Отстучав сандалиями короткую дробь, Генчик втискивается между мной и рыжим Толькой Петровым. Толька ворчит, но так, для порядка. Генчик уже принят за своего, никто не смеется ни над панамкой, ни над «акающим» московским выговором, это в прошлом. Мы тихо возимся, устраиваясь поудобнее. Гитары — одна во дворе, другая на улице, у калитки — ведут все ту же мелодию далекой Южной Америки. От Генчика пахнет свежей парусиной выстиранной панамки и аптекой — его мама отчаянно боится микробов и постоянно мажет ребенку локти и колени йодом (он храбро терпит). Но отпускать сына в нашу компанию она не боится. Вот и сейчас Генчик примчался, чтобы провести с друзьями уютный вечерний часок…
Люся читает не просто сказку, а — по тогдашним понятиям — фантастику. Про полет на Луну.

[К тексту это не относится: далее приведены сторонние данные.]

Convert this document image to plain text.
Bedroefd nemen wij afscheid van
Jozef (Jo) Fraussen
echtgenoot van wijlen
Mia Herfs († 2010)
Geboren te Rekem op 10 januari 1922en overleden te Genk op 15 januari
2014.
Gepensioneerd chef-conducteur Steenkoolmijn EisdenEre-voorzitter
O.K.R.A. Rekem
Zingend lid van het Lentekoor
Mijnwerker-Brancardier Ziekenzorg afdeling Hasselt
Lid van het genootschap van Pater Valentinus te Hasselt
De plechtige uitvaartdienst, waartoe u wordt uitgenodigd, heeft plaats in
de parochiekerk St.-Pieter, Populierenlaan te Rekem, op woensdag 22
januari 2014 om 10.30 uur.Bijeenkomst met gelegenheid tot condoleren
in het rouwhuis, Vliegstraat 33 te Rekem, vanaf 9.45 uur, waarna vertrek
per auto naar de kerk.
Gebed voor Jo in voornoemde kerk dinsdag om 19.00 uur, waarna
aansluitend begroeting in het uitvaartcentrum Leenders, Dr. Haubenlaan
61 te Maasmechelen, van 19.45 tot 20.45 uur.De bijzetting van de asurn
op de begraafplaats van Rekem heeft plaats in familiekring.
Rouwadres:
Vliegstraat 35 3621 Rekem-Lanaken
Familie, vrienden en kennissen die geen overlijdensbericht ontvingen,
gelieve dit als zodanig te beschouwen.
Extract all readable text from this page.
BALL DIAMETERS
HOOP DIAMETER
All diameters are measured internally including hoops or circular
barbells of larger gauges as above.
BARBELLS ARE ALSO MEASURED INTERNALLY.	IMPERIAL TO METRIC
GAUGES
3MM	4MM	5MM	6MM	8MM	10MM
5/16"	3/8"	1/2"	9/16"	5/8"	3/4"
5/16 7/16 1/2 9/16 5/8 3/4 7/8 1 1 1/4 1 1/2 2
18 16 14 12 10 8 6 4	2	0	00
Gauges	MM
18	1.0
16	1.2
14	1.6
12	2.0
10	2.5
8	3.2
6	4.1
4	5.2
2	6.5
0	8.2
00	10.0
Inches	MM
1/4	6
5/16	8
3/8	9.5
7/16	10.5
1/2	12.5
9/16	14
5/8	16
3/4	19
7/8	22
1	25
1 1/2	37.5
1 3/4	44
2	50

В каком-то нездешнем городке жил странный старик и было у него множество внуков и внучек. Я не помню, что уж там случилось, но старику срочно понадобилось устроить какие-то свои дела на Луне. Пришлось мастерить специальную летательную машину из бочек, самовара и надутых автомобильных шин. А возвращаться дедушка решил более простым способом — он просто спрыгнет с Луны на землю в час полнолуния. Для того, чтобы приземление прошло удачно, внучки сшили ему из нескольких носовых платков парашют…
Мы все знаем, что прыгнуть с Луны на Землю нельзя. Что между небесными телами — громадное безвоздушное пространство, в котором парашют не сработает. Но вечер такой славный и нам так хорошо вместе, что мы и всем другим людям хотим хорошего. И потому верим, что странный дед все же вернется к внукам благополучно. В конце концов, это же фантастика. Не научная? Ну и пусть! Кто знает, где между фантастикой и сказкой граница?..
На этом я готовлюсь поставить точку. За моим окном, похожим на окно средневекового звездолета, — ранний летний вечер, нежаркий и ласковый. Сегодня День защиты детей (хоть раз в году должны же их защищать!) Утром я снимал на центральной улице ребячье карнавальное шествие, которое открывали барабанщики «Каравеллы». Шагали бодро, барабанили как надо… Мне приятно думать, что сейчас кончу печатать и буду просматривать пленку. Последние удары по клавишам — как легкие щелчки сандалий по тротуару…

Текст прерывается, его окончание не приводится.